Congress president and UPA chairperson Sonia Gandhi drove up to Chatterjee’s sprawling bungalow and greeted him with a bouquet. She spent 10 minutes with the speaker, who following his expulsion from the CPI-M Wednesday is soaking in an abundance of sympathy coming his way from his close and not-so-close friends.

The CPI-M politburo expelled Chatterjee from the party’s primary membership for not giving up the speaker’s post after the Left parties withdrew support to the Congress-led UPA government and deciding to preside over the two-day special session of the trust vote won by the ruling UPA.

Chatterjee does not stand alone at this hour of political crisis that has severed his 40-year association with the CPI-M – the party that helped him to get elected to the Lok Sabha a total of 10 times beginning 1971.

Friday morning Prime Minister Manmohan Singh and President Pratibha Patil sent their officers to the speaker’s residence to greet him. His friends said this was perhaps Chatterjee’s “busiest” birthday in all of his 79 years.

Born in Tezpur in Assam in 1929, Chatterjee was educated first in Kolkata and later in Cambridge and Glasgow universities in England.
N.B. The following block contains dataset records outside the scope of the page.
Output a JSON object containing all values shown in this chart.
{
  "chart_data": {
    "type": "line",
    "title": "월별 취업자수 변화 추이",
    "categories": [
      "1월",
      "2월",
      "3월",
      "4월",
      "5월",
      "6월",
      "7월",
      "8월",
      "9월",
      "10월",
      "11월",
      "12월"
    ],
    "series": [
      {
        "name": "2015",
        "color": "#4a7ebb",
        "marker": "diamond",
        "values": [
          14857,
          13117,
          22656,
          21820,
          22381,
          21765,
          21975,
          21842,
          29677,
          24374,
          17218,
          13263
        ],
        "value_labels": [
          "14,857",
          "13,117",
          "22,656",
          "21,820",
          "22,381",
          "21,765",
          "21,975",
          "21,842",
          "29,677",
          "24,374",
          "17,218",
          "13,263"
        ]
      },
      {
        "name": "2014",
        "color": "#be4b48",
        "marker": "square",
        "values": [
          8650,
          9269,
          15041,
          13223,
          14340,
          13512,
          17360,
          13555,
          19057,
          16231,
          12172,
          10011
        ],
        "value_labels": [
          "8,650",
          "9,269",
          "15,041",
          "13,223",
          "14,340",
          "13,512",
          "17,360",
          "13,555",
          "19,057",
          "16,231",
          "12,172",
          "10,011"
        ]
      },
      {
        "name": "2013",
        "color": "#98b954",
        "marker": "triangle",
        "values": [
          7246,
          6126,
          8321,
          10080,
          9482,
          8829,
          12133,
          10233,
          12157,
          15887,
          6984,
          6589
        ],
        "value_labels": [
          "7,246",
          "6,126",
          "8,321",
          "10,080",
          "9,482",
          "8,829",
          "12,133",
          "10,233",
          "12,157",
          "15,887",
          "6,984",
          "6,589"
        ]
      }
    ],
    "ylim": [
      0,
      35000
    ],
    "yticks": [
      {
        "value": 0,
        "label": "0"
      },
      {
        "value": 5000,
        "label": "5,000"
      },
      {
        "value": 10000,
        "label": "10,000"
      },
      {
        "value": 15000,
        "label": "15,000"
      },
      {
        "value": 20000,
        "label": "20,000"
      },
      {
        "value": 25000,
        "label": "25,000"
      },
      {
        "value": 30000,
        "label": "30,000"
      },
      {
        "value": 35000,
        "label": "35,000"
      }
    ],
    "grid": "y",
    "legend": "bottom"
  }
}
Chatterjee has lost election only once, to Mamata Bannerjee, in 1984.

There is still a question mark over whether Chatterjee will resign the speaker’s post before the monsoon session of parliament begins in the second week of August. His friends believe the cascading accolades the speaker has received from political parties, across the line, in the aftermath of his expulsion, will keep him in that presiding chair of the Lok Sabha.

But these friends are also quick to point out that Chatterjee from now on will be on “his own” without the prop of a party, which he joined way back in 1968.

Saifuddin Choudhury, a former colleague of Chatterjee in the Lok Sabha, however believes the CPI-M’s absence will work to Chatterjee’s advantage. “The speaker can now do better work without his party restricting him,” Choudhury told IANS.

Choudhury, a former four-time MP from West Bengal, quit the CPI-M in 2000 following differences of opinion about the party’s functioning and its anti-Congress stand.

“I greeted him on his birthday this morning and told him to move towards greater victories,” Choudhury told IANS.

In a sense Chatterjee’s career, even his most optimistic friends and sympathizers concede, will move along a different trajectory from now on.

The veteran MP, they stress, was in any case not keen on contesting the 2009 Lok Sabha elections, especially in view of the fact that Bolpur, his electoral turf, has been declared a reserved constituency following the restructuring of parliamentary constituencies.